Fallon, J. (dissenting). I respectfully dissent. In my view, Supreme Court erred in granting the motion of defendant New York State Public Employees Federation (PEF) for summary judgment. “The determination of whether a particular act was within the scope of a[n agent’s] employment is so heavily dependent on factual considerations that the question is ordinarily one for the jury” (Patterson v Khan, 240 AD2d 644; see, Riviello v Waldron, 47 NY2d 297, 303). With respect to PEF’s alleged vicarious liability, it is immaterial that PEF was not paying the salary of Evan M. Glover because vicarious liability may be imposed upon a principal for the tortious acts of an unpaid agent (see, 53 NY Jur 2d, Employment Relations, § 328). Although New York State paid his salary on the day of the accident, pursuant to the collective bargaining agreement, he had an “agency release” from his work for the day in order to attend the PEF meeting. Payment for his travel time could be deemed to create a right to control in the State, which was transferred to PEF (see, Parke-Bernet Galleries v Franklyn, 26 NY2d 13, 18-19; Hollant v North Shore Hosp., 24 Misc 2d 892, 894, affd 17 AD2d 974). Further, Glover was not commuting to work at the time of the accident; rather, in his position as a PEF steward for his district in Buffalo, he had to drive to Albany in order to further the business of PEF and, as noted, he was paid for his travel time. “Although normally an employee driving to and from work is not acting within the scope of employment, an exception exists for ‘an employee who uses his car in furtherance of his work’ ” (Bazan v Bohne, 144 AD2d 168, 169-170; cf., Lundberg v State of New York, 25 NY2d 467, 470-472, rearg denied 26 NY2d 883). Therefore, there is an issue of fact whether Glover was the borrowed servant of PEF at the time in question and whether PEF had the right to exercise any control over Glover, including his means or method of travel.

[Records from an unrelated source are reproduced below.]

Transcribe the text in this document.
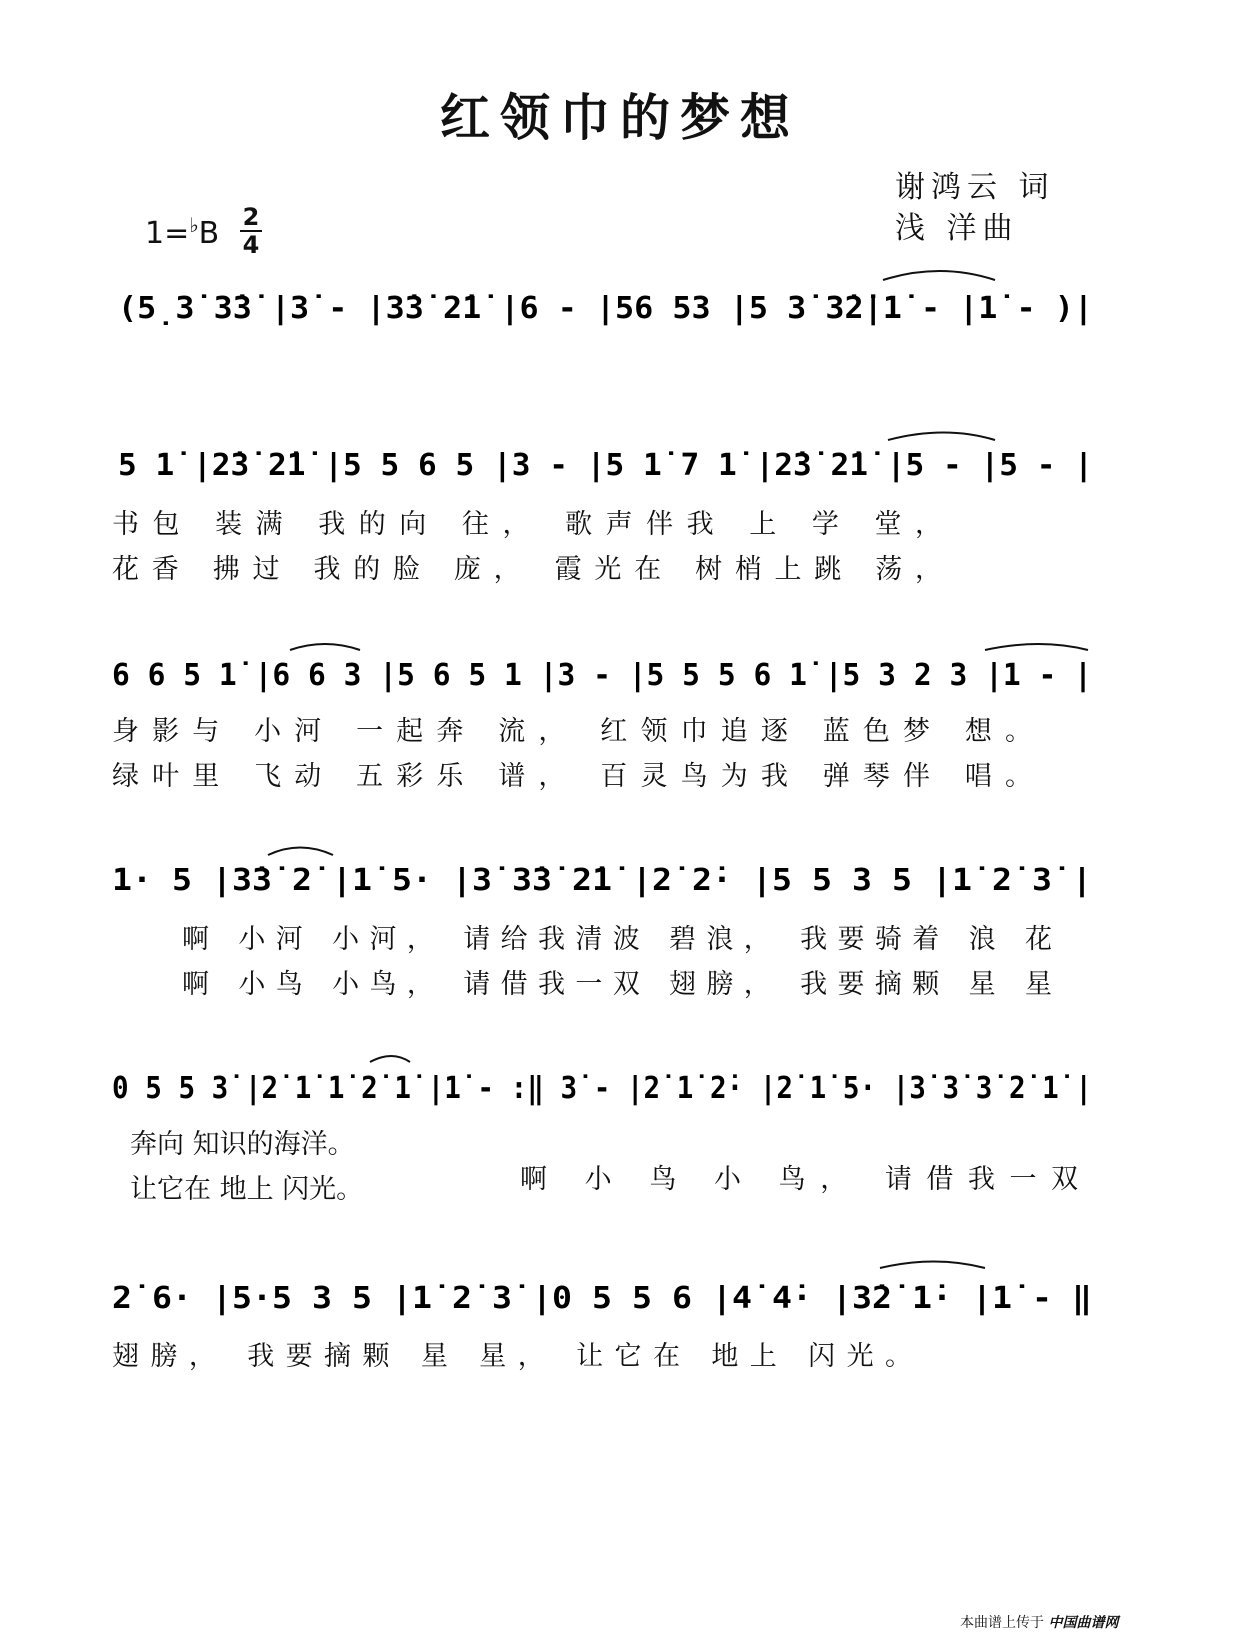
红领巾的梦想
谢鸿云 词
浅 洋曲
1=♭B 2
4
(5̣3̇ 3̇3̇ |3̇ - |3̇3̇ 2̇1̇ |6 - |56 53 |5 3̇ 3̇2̇|1̇ - |1̇ - )|
5 1̇ |2̇3̇ 2̇1̇ |5 5 6 5 |3 - |5 1̇ 7 1̇ |2̇3̇ 2̇1̇ |5 - |5 - |
书包 装满 我的向 往， 歌声伴我 上 学 堂，
花香 拂过 我的脸 庞， 霞光在 树梢上跳 荡，
6 6 5 1̇ |6 6 3 |5 6 5 1 |3 - |5 5 5 6 1̇ |5 3 2 3 |1 - |
身影与 小河 一起奔 流， 红领巾追逐 蓝色梦 想。
绿叶里 飞动 五彩乐 谱， 百灵鸟为我 弹琴伴 唱。
1· 5 |3̇3̇ 2̇ |1̇ 5· |3̇ 3̇3̇ 2̇1̇ |2̇ 2̇· |5 5 3 5 |1̇ 2̇ 3̇ |
啊 小河 小河， 请给我清波 碧浪， 我要骑着 浪 花
啊 小鸟 小鸟， 请借我一双 翅膀， 我要摘颗 星 星
0 5 5 3̇ |2̇ 1̇ 1̇ 2̇ 1̇ |1̇ - :‖ 3̇ - |2̇ 1̇ 2̇· |2̇ 1̇ 5· |3̇ 3̇ 3̇ 2̇ 1̇ |
奔向 知识的海洋。
让它在 地上 闪光。	啊 小 鸟 小 鸟， 请借我一双
2̇ 6· |5·5 3 5 |1̇ 2̇ 3̇ |0 5 5 6 |4̇ 4̇· |3̇2̇ 1̇· |1̇ - ‖
翅膀， 我要摘颗 星 星， 让它在 地上 闪光。
本曲谱上传于 中国曲谱网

Finally, the record is silent with respect to why, at the time of the accident, Glover was traveling westbound on the New York State Thruway, away from Albany, the location of his PEF business. Thus, there is an issue of fact whether, at the time of the accident, Glover was on a detour from his work for PEF and, if so, whether that detour was foreseeable (see, Makoske v Lombardy, 47 AD2d 284, 288, affd 39 NY2d 773). “[E]mployer responsibility in this area is broad [,] ‘particularly where employee activity may be regarded as incidental to the furtherance of the employer’s interest’ ” (Bazan v Bohne, supra, at 170). The fact that, “prior to his tortious act, an employee may have combined business with pleasure does not necessarily relieve the employer of liability” (James v Eber Bros. Wine & Liq. Corp., 153 AD2d 329, 334, lv denied 75 NY2d 711, rearg dismissed 76 NY2d 876). (Appeal from Judgment of Supreme Court, Ontario County, Henry, Jr., J. — Summary Judgment.) Present — Denman, P. J., Lawton, Boehm and Fallon, JJ.